I'm having trouble understanding the definition of coordinate charts of manifolds given in the book "Analysis II" by Herbert Amann and Joachim Escher. They define manifolds as submanifolds of $$\mathbb{R}^m$$ (which is equivalent to the abstract aproach by the Whitney embedding theorem right?).

The definition of a submanifold I learned is:

Let $$M$$ be an $$m$$-dimensional manifold. We say that a subset $$L \subseteq M$$ is a submanifold of $$M$$ of dimension $$n$$, if for every point $$p \in L$$ there exists an adapted chart $$\phi: U \rightarrow V' \times V''$$ with $$U \subseteq L$$ open in $$L$$, $$V' \subseteq \mathbb{R}^n$$ open in $$\mathbb{R}^n$$ and $$V'' \subseteq \mathbb{R}^{m-n}$$ open in $$\mathbb{R}^{m-n}$$ such that $$\phi (U \cap L) = V' \times \{0\}$$ with $$0 \in \mathbb{R}^{m-n}$$ Then $$L$$ becomes an $$n$$-dimensional manifold of itself with the smooth atlas induced by the restricted charts $$\phi : U \cap L \rightarrow V'$$.

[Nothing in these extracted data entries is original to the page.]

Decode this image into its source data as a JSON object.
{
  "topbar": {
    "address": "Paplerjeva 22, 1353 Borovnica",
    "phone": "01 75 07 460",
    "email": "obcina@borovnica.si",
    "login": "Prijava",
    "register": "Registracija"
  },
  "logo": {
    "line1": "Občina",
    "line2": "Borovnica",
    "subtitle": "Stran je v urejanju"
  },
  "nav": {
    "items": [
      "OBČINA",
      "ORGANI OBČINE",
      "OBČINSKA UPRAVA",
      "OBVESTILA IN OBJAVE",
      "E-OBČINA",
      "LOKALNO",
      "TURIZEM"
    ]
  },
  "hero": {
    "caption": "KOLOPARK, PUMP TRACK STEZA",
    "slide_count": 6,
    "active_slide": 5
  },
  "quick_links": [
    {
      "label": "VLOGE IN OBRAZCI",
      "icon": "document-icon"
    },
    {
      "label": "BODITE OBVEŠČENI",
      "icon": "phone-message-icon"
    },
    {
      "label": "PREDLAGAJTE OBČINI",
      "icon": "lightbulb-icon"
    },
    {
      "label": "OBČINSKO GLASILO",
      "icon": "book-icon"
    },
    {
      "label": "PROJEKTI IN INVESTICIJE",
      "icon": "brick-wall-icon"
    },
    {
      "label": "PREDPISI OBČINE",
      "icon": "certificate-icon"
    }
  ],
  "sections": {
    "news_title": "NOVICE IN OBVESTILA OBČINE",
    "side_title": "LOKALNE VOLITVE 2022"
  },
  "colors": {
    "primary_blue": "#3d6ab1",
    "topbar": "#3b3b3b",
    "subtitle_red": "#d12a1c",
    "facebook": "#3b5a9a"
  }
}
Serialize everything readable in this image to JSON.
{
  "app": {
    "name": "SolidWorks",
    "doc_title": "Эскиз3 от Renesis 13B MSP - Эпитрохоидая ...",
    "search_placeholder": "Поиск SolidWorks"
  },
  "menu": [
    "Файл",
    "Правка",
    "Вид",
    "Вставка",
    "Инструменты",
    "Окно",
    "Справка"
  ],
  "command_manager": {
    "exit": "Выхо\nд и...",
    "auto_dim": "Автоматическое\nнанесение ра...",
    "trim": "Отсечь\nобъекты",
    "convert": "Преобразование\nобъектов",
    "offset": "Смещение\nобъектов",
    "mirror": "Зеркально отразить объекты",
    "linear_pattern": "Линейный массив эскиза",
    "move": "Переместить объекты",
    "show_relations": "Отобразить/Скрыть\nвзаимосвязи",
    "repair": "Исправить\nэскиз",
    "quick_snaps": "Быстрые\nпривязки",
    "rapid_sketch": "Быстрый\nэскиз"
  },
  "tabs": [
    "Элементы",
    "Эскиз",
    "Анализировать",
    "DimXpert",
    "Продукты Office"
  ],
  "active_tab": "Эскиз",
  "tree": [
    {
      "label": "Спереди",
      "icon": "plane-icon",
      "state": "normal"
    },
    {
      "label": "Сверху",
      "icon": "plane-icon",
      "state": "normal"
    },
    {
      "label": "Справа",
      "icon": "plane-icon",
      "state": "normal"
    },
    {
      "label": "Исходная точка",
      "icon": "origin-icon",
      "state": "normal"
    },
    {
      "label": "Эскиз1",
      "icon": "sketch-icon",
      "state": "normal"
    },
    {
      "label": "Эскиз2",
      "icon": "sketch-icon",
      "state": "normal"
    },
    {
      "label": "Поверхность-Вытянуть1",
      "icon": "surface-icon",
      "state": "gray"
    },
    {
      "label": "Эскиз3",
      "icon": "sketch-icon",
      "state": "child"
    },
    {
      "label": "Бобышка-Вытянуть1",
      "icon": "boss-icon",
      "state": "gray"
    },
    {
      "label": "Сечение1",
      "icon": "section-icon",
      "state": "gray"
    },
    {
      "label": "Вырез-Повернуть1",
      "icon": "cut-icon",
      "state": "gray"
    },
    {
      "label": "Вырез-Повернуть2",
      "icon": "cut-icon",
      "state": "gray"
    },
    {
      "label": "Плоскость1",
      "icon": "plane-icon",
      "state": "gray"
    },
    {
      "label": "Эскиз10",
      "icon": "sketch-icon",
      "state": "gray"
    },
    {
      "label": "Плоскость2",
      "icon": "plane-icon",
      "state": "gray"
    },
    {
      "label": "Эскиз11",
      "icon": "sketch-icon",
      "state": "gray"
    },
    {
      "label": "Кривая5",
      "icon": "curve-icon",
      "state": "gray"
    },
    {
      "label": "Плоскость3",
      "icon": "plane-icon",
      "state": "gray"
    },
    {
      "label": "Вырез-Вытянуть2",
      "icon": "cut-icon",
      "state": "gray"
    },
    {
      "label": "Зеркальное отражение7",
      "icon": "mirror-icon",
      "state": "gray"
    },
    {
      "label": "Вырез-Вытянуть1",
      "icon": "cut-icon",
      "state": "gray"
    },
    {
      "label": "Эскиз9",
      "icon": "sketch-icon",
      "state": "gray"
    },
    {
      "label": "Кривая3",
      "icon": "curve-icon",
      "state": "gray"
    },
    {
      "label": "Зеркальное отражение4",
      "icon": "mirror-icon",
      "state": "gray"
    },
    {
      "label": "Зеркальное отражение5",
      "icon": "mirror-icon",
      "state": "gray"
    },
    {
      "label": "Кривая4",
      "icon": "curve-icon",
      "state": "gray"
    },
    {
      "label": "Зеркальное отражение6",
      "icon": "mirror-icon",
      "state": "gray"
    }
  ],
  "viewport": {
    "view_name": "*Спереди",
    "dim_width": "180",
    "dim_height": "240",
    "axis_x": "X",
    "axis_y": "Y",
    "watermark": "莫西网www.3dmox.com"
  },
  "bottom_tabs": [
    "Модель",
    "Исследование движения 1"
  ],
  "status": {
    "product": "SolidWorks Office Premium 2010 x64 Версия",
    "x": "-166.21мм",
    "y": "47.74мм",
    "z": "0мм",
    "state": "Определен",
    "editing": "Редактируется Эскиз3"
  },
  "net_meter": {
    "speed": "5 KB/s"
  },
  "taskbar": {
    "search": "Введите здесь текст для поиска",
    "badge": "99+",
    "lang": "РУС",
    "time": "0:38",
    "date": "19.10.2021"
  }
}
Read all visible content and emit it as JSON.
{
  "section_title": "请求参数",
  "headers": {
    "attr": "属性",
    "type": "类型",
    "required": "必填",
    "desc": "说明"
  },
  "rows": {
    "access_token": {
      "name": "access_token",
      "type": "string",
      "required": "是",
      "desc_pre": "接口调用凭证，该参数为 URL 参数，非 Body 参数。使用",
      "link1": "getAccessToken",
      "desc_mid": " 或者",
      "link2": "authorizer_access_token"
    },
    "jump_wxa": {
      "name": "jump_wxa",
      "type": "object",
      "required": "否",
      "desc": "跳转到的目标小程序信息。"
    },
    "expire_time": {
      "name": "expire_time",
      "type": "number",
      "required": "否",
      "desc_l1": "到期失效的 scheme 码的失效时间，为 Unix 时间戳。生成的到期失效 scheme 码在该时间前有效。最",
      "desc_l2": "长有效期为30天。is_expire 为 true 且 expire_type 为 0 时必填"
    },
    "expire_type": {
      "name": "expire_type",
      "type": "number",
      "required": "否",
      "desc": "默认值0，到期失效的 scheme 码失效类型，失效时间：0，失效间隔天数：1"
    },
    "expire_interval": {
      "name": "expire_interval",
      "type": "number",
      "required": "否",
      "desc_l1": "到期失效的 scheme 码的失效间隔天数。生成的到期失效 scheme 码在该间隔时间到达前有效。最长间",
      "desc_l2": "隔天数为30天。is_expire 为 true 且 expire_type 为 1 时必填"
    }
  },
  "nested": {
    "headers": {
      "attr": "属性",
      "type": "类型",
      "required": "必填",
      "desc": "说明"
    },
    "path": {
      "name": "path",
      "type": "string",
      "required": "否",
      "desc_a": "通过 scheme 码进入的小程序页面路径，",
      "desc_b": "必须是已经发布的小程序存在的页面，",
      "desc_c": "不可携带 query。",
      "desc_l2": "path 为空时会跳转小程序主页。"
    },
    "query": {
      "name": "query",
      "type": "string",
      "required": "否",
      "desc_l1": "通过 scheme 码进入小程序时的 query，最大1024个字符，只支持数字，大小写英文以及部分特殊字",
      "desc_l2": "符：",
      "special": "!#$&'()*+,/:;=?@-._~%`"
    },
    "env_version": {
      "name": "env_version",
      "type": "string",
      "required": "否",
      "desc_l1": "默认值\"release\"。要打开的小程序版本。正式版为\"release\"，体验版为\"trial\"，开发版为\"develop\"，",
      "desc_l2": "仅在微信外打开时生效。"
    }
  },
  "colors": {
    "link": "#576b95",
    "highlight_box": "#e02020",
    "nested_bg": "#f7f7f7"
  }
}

The authors of the book define a submanifold of $$\mathbb{R}^m$$ as follows

A subset $$L \subseteq \mathbb{R}^m$$ is called an $$n$$-dimensional submanifold of $$\mathbb{R}^m$$ if for every point $$p \in L$$ there exists an open set $$U \subseteq \mathbb{R}^m$$ containing $$p$$ and an open subset $$V\subseteq \mathbb{R}^m$$ together with a diffeomorphism $$\phi$$ from $$U$$ to $$V$$ such that $$\phi(M \cap U)=V \cap (\mathbb{R}^n \times \{0\})$$ with $$0 \in \mathbb{R}^{m-n}$$.

,which directly coincides with the book's definition if one views $$\mathbb{R}^m$$ as an $$m$$-dimensional manifold with the smooth atlas induced by the universal chart $$(\mathbb{R}^m, id)$$. Then the authors define coordinate charts of an $$n$$-dimensional submanifold $$L$$ of $$\mathbb{R}^m$$ around a point $$p \in L$$ as follows

Let $$\phi: U \rightarrow V$$ be a homeomorphism from an open set $$U \subseteq L$$ in the subspace topology containing $$p$$ to an open subset $$V$$ of $$\mathbb{R}^n$$ such that $$i_M \ \circ \ \phi ^{-1}$$ is a $$C^\infty$$-immersion, where $$i_M$$ is the cannonical injection from $$L$$ to $$\mathbb{R}^m$$.

How is this equivalent to the restricted charts given in the first definition? Why does $$i_M \ \circ \ \phi^{-1}$$ need to be an immersion? I'm really having trouble connecting the abstract aproach to manifolds to the way of defining manifolds as submanifolds of $$\mathbb{R}^m$$. What's a good way to think about the approach taken by the book?